May 28, 2010

Fifth annual Bishop Bruté Days is set for June 16-19

Several campers make a human pyramid during the 2008 Bishop Bruté Days, a vocations camp and retreat experience sponsored by Bishop Simon Bruté College Seminary in Indianapolis. The camplers are, from left, bottom row, Joe Linginfelter, Marshall Tobin and Vincent Jansen, and middle row, Byron Woods and Joseph Cole. On the top is Patrick Lockhart. Seminarian Tim Wyciskalla looks on from behind. Jansen and Cole are expected to be freshmen at Bishop Bruté in August. (File photo by Sean Gallagher)

Several campers make a human pyramid during the 2008 Bishop Bruté Days, a vocations camp and retreat experience sponsored by Bishop Simon Bruté College Seminary in Indianapolis. The camplers are, from left, bottom row, Joe Linginfelter, Marshall Tobin and Vincent Jansen, and middle row, Byron Woods and Joseph Cole. On the top is Patrick Lockhart. Seminarian Tim Wyciskalla looks on from behind. Jansen and Cole are expected to be freshmen at Bishop Bruté in August. (File photo by Sean Gallagher)

By Sean Gallagher

Bishop Simon Bruté College Seminary in Indianapolis will hold its fifth annual Bishop Bruté Days on June 16-19 at the Indiana Future Farmers of America Center just outside Trafalgar in Johnson County.

The retreat and camping experience is for junior high and high school-aged boys who are open to the possibility that God might be calling them to the priesthood.
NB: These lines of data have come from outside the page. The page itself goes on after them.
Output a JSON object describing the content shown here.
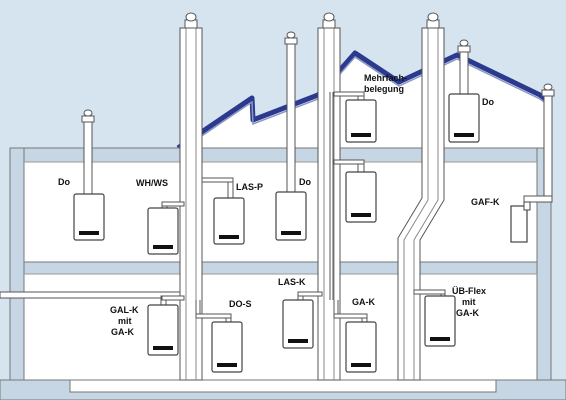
{
  "labels": {
    "do_left": "Do",
    "wh_ws": "WH/WS",
    "las_p": "LAS-P",
    "do_center": "Do",
    "mehrfach_1": "Mehrfach-",
    "mehrfach_2": "belegung",
    "do_right": "Do",
    "gaf_k": "GAF-K",
    "gal_k_1": "GAL-K",
    "gal_k_2": "mit",
    "gal_k_3": "GA-K",
    "do_s": "DO-S",
    "las_k": "LAS-K",
    "ga_k": "GA-K",
    "ueb_flex_1": "ÜB-Flex",
    "ueb_flex_2": "mit",
    "ueb_flex_3": "GA-K"
  },
  "colors": {
    "background": "#d6e4ef",
    "wall": "#ffffff",
    "wall_stroke": "#555555",
    "roof": "#2b3a8f",
    "ceiling_band": "#c6d6e4",
    "pipe": "#ffffff",
    "boiler_display": "#111111"
  }
}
The schedule for Bishop Bruté Days includes sports and other outdoor activities in addition to Mass, eucharistic adoration, praying the rosary, opportunities for confession and spiritual conferences.

“The kids are awesome. It’s a lot of fun,” said Father Robert Robeson, the rector of Bishop Bruté. “It’s something that gives hope to myself, and the other priests that are there and the seminarians, because these young kids are all at least open to the possibility of the priesthood.”

Father Robeson has facts to back up his hope. Three of the four young men from the archdiocese who are expected to begin their freshman year at Bishop Bruté in August were previous participants in Bishop Bruté Days.

“It’s really satisfying,” Father Robeson said. “It just speaks to the fact that young boys and young men need the support to know that thinking about the vocation to the priesthood is a good thing, to feel like this is something good that you’re pursuing.”

At the same time, Father Robeson recognizes that a large number of the several dozen boys who have participated in the vocations camp in the past will discern a different vocation in life.

But he knows that Bishop Bruté Days will benefit them, too. It introduces them to many forms of prayer.

“A lot of kids have never participated in adoration or a holy hour before,” Father Robeson said. “They don’t pray the rosary a whole lot. Certainly, the Liturgy of the Hours is something new for probably 90 percent of the kids.”

Bishop Bruté Days has attracted participants from more than 20 archdiocesan parishes as well as parishes in the Lafayette Diocese, Ohio and Illinois.

Father Robeson shared the story of a mother who sent her high school-age son to the vocations camp to show him how participants learn about the faith at the vocations camp.

“She was driving her son and some of his friends to a basketball practice, and one of the kids was asking something about the Church,” Father Robeson said, “and her son went into this long and complex and accurate answer to the question the kid had asked.

“She was just shocked that he knew all this. Afterward, she asked him where he had learned that. And he said, ‘Bishop Bruté Days.’ ”

Underlying these advantages of the vocations camp, Father Robeson said, is the way in which it shows the participants that prayer and having a love for the faith is something for everyone.

“It sort of normalizes prayer by putting it into the context of sports and that sort of thing,” Father Robeson said. “It helps them to see that you can be a good athlete and involved in sports and fun activities and, at the same time, make prayer and learning about your faith a part of your life.”

The cost for Bishop Bruté Days is $60. Seminarians from Bishop Bruté College Seminary and other adult chaperones will help oversee the vocations camp. Several archdiocesan priests will also be present at the vocations camp.